I am dissapointed when I hear people say that the Holy Grail has magical powers or the like. It like all other relics does not have magical powers. The person who posseses the Holy Grail does not gain any special power or authority and any person who would claim it does is sadly mistaken. Power and authority belongs to God alone and he grants his gifts upon people according to his will. These gifts are not for sale, nor can they be transferred from one person to another. Any benefit gained from the use of a relic is gained from God through the prayer and intercession of the communion of saints. Unfortunately there are still people like Simon Magus who think they can use God for their own gain. Like Simon Magus they will learn that God cannot be tricked.
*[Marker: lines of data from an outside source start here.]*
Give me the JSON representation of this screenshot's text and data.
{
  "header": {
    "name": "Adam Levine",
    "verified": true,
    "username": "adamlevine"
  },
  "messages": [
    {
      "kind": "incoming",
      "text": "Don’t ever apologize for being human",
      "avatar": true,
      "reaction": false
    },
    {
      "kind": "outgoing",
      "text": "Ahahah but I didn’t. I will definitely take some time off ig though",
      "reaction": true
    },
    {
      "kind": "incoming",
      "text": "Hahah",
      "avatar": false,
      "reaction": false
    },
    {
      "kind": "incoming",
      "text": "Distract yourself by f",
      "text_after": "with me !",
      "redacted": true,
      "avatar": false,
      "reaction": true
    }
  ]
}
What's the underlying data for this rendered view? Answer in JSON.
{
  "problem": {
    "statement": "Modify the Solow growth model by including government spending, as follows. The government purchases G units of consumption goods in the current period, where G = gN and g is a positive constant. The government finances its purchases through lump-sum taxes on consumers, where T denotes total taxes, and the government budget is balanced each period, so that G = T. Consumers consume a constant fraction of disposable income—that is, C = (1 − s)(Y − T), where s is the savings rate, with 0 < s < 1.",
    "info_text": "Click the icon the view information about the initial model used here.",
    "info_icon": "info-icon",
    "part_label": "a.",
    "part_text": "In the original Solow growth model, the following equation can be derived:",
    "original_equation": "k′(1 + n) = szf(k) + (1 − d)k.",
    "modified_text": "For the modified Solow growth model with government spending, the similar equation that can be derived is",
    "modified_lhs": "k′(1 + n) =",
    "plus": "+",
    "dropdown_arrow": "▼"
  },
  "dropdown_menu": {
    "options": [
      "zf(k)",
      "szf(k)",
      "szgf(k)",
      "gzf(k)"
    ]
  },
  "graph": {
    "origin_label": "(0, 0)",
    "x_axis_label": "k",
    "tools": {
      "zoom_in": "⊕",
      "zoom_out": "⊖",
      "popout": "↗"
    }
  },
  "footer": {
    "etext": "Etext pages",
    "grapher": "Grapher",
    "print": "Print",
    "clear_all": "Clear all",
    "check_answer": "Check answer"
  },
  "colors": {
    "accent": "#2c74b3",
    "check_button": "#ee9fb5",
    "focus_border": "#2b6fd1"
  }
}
We venerate relics because they are the closest we can come to the holy people and sacred events in the Church's history. I have never been a person who put much stock into relics, but when I was in Rome I discovered a different aspect of faith. We visited the Shrine of the Holy Stairs and I was as skeptical as one could be. I did not climb to the top by the stairs, nor did I do it on my knees. Rather, I went up the side stairs. Before I left I felt a strong need to touch the stairs. It was illogical and went against everything I believed about relics...unless it could be truly proven to be authentic, it meant nothing. And I mean proven without a doubt. As we were leaving the Shrine I turned and went back to the stairs, I placed my hand into the opening of the wood which encases the stairs and touched the stone step. I thought I would cry right then and there. Suddenly it didn't matter if there were really the stairs Jesus climbed, it was what they represented that mattered. Don't get me wrong, I still think proving the authenticity of relics is vital, but if it can't be proven it doesn't make the relic less important. I walked out of that shrine a different person, I left as a person who had a fuller understanding of faith. Faith is believing even when it can't be proven and knowing proof isn't everything. Credo, I believe.

Learn more about the Holy Chalice of Valencia here.

Postscript: I have a need to add this comment. We must be careful to remember that even the most sacred relics like the True Cross are nothing compared to the Real Presence in the Eucharist. Remember that although we the Eucharist is the Body, Blood, Soul and Divinity of Jesus Christ under the appearance of bread and wine any scientific tests would only show bread and wine.